The exploration of torture and its ethical quagmire gives the episode a grim, timely weight, resonating with contemporary debates surrounding the methods of US intelligence agencies during the Global War on Terror, which was at its peak during the show’s production. The moral compromise of Jack, the principled healer, and the traumatic regression of Sayid, offer a stark, uncomfortable commentary on how quickly civilised norms can erode under duress, even if the duress itself feels somewhat artificially induced.
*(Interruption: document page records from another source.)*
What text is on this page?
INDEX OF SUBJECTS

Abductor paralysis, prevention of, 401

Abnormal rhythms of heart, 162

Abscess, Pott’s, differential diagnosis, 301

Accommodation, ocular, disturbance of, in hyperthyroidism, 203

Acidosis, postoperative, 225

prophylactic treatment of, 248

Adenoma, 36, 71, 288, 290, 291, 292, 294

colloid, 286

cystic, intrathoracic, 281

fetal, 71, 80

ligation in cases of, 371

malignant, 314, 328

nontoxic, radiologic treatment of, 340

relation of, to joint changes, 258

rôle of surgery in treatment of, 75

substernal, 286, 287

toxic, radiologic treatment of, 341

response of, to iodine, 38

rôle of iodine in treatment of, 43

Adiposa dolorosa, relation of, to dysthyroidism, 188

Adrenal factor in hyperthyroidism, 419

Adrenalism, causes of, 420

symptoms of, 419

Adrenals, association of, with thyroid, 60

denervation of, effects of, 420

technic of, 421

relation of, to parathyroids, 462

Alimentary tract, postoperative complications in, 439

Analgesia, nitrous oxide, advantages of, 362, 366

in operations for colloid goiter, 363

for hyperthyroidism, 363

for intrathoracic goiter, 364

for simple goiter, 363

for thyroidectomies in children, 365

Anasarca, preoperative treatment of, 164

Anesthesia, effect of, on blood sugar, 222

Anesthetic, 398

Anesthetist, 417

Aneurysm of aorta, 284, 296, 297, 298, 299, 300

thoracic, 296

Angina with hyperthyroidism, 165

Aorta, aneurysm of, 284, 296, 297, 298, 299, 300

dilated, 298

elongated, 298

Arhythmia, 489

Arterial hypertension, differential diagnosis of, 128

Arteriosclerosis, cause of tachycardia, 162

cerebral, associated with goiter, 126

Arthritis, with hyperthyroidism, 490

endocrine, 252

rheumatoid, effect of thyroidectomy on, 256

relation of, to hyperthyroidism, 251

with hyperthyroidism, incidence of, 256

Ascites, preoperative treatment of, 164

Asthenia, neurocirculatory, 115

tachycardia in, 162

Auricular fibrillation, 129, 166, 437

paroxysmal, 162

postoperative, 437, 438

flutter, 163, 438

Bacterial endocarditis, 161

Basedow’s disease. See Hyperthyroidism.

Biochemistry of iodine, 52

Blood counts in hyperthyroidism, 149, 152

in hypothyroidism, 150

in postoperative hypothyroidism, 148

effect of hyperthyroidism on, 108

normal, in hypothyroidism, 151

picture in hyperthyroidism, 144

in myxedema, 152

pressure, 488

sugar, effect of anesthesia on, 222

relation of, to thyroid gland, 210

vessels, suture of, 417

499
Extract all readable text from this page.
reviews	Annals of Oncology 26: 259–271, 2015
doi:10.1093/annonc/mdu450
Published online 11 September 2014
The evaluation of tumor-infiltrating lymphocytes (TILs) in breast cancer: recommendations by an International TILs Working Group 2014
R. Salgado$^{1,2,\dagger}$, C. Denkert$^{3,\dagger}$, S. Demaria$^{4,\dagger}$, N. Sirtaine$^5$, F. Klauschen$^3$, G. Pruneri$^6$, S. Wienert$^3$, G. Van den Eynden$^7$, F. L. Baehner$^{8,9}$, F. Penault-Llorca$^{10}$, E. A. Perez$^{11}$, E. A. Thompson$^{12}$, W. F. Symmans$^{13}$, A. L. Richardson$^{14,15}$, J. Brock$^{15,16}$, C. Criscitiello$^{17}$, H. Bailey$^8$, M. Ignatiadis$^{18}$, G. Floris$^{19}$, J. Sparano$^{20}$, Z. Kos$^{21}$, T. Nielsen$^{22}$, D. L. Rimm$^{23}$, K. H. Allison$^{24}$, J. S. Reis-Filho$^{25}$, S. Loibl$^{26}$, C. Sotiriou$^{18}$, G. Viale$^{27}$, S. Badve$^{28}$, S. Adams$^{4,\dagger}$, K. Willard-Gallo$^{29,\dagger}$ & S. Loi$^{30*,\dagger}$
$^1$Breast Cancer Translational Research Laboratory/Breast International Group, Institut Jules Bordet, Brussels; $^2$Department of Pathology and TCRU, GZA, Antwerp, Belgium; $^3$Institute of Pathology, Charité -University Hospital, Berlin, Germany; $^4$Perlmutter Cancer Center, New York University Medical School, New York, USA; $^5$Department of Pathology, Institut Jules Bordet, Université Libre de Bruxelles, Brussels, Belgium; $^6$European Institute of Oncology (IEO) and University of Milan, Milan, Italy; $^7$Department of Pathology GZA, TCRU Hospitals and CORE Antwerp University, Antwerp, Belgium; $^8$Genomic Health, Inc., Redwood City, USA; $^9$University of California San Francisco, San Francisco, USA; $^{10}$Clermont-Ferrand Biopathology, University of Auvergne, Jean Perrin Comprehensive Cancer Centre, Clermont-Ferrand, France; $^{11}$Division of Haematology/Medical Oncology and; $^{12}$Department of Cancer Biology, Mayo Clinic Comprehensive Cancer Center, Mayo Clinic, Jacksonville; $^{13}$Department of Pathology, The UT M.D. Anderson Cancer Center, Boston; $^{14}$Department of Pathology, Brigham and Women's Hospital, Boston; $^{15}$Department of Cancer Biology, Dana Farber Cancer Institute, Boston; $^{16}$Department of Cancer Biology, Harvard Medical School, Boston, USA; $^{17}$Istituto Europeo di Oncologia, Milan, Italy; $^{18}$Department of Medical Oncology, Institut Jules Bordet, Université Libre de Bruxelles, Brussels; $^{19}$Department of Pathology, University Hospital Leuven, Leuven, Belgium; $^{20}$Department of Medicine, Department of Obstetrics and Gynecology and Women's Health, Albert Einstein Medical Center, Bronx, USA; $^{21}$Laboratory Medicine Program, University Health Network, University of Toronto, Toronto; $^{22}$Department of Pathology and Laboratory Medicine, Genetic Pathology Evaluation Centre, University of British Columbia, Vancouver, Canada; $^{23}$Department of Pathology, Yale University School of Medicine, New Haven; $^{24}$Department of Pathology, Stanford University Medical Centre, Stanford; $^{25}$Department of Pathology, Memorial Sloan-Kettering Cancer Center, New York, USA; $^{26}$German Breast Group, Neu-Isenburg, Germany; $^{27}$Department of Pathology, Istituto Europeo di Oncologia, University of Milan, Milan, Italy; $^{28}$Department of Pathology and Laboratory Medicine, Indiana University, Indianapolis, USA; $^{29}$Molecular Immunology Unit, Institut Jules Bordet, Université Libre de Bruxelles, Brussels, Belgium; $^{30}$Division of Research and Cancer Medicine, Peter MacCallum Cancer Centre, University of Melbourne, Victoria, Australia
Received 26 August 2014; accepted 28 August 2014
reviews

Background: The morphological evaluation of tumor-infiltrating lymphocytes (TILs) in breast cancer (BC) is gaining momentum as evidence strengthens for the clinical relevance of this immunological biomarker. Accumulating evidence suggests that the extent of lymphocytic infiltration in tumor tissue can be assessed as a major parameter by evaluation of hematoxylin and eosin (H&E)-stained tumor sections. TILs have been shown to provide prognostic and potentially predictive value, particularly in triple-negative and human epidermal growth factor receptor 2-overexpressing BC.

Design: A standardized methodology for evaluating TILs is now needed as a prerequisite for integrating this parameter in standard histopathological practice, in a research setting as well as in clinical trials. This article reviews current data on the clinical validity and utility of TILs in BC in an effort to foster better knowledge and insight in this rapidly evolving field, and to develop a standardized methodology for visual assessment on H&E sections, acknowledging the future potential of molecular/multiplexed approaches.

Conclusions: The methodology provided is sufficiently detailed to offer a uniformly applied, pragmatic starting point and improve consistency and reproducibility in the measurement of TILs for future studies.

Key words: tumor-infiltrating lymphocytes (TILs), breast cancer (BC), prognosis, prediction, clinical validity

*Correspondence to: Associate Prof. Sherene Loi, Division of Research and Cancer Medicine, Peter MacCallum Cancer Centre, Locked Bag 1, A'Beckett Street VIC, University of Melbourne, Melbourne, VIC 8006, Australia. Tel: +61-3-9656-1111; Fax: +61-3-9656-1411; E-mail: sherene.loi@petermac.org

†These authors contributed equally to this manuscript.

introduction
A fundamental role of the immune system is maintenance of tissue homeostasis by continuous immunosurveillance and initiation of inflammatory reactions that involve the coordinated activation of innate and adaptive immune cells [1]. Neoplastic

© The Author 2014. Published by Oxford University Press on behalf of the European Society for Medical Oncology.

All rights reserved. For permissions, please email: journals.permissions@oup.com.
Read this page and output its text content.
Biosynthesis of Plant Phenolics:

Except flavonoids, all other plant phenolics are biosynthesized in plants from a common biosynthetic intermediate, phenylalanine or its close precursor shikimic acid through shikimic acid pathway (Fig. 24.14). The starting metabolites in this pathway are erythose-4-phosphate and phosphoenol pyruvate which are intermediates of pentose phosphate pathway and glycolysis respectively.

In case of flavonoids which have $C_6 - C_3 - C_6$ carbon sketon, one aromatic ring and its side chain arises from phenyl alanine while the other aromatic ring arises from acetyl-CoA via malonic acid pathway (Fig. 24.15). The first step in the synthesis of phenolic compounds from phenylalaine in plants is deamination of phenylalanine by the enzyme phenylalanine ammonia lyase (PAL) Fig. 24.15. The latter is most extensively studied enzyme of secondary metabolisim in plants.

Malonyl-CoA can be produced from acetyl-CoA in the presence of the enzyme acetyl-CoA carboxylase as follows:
Despite its narrative contrivances, Confidence Man remains a solid episode, primarily due to a career-defining performance from Josh Holloway. He masterfully handles Sawyer’s transformation from the despicable villain everyone loves to hate into a profoundly tragic figure hollowed out by lifelong grief. The scene where he recounts his origins to Kate is delivered with a raw, weary pain that completely recalibrates the character. Holloway also ensures the episode’s opening moment—emerging god-like from the ocean before Kate—remains a piece of iconic, if slightly gratuitous, fan service. It is ultimately Holloway’s embodiment of Sawyer’s bitter defence mechanisms and shattered core that elevates the material, papering over the cracks in an otherwise mechanically plotted character study and providing one of the series’ finer moments of emotional revelation.